User:Bishonen/European toilet paper holder


A sample of patterned Byzantine toilet paper and portable holder designed to be worn round the neck.

Toilet paper holders are an incredibly important facet of European bathroom design. The earliest known toilet paper holders are thought to be those found in the tomb of Tutankhamun, while recently unearthed records of toilet paper holder practices in ancient Greece are now bringing us fresh insight into the contrasting cultures of Sparta and Athens. In ancient Rome, toilet paper holders designed by Vitruvius were prized as status symbols, whereas in the later Byzantine Empire, the aesthetic qualities of the toilet paper itself, rather than of the holder, come to the fore for the first time, as evidenced by the lovely icon paper shown right, with its obvious religious significance. The toilet paper holder, previously an essentially secular item except for its little-understood function in Egyptian burial customs, also emerges as religiously central in early Christianity, with an important role to play in the myth of the Holy Grail itself. Some recently discovered British Bronze Age cave paintings have provided detailed evidence for the previously disputed nature of the use of toilet paper holders by sun worshippers at Stonehenge.

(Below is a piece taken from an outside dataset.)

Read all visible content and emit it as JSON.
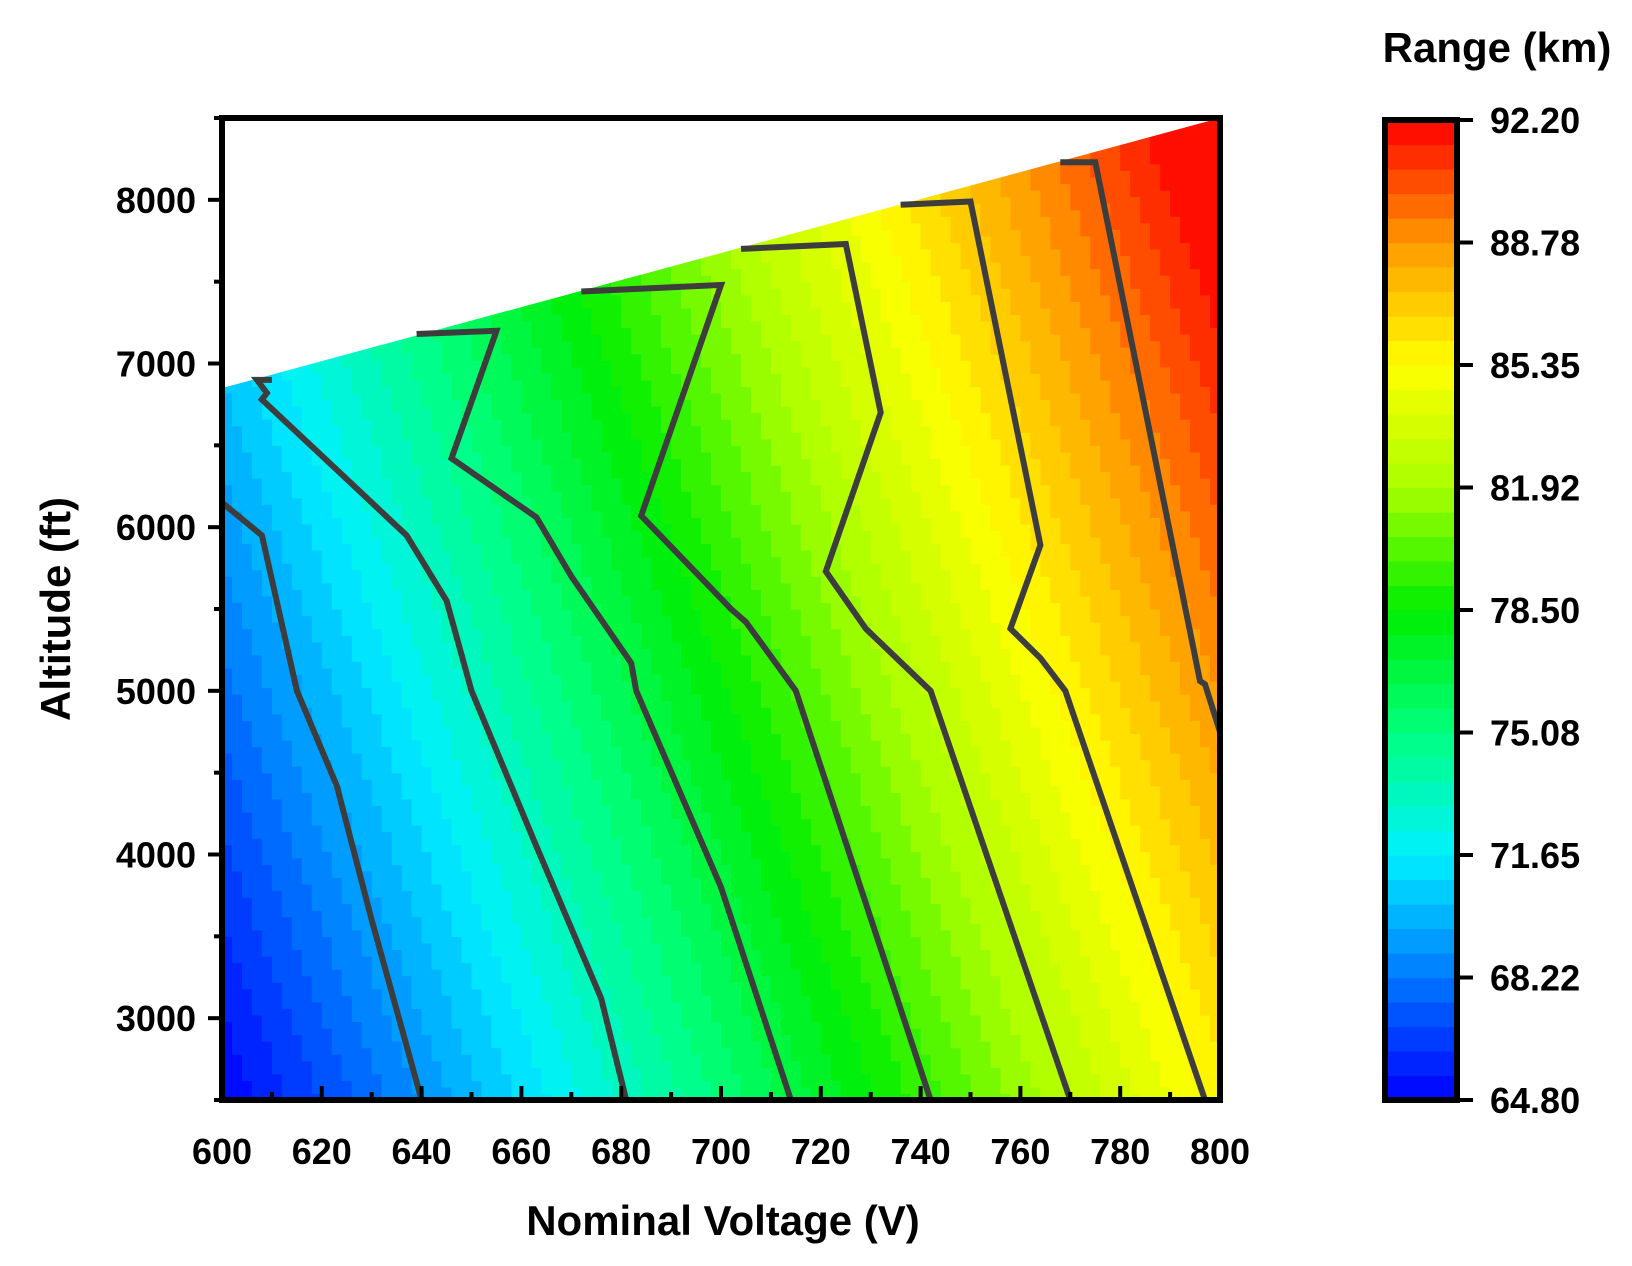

The artistic glory days of the European toilet paper holder were however the 16th to early 20th centuries, with their splendour of bathroom fittings stretching unbroken from Palladio to Fabergé. Individual toilet paper holders of spectacular opulence have again and again played key roles at crisis points in European history: a uniquely alarming Palladian polar bear holder dissuaded England's Virgin Queen Elizabeth I from marriage with the King of Sweden, one jewelled Fabergé holder precipitated the Russian Revolution, and another exacerbated the course of World War I. In spite of the historical importance of these cultural artefacts, their own history is surprisingly under-researched. Some feminist scholars ascribe this disproportion to the masculine domination technique of "toilet humor", meaning to belittle and ridicule toilet paper holders and other door furniture in the essentially feminine space of the bathroom.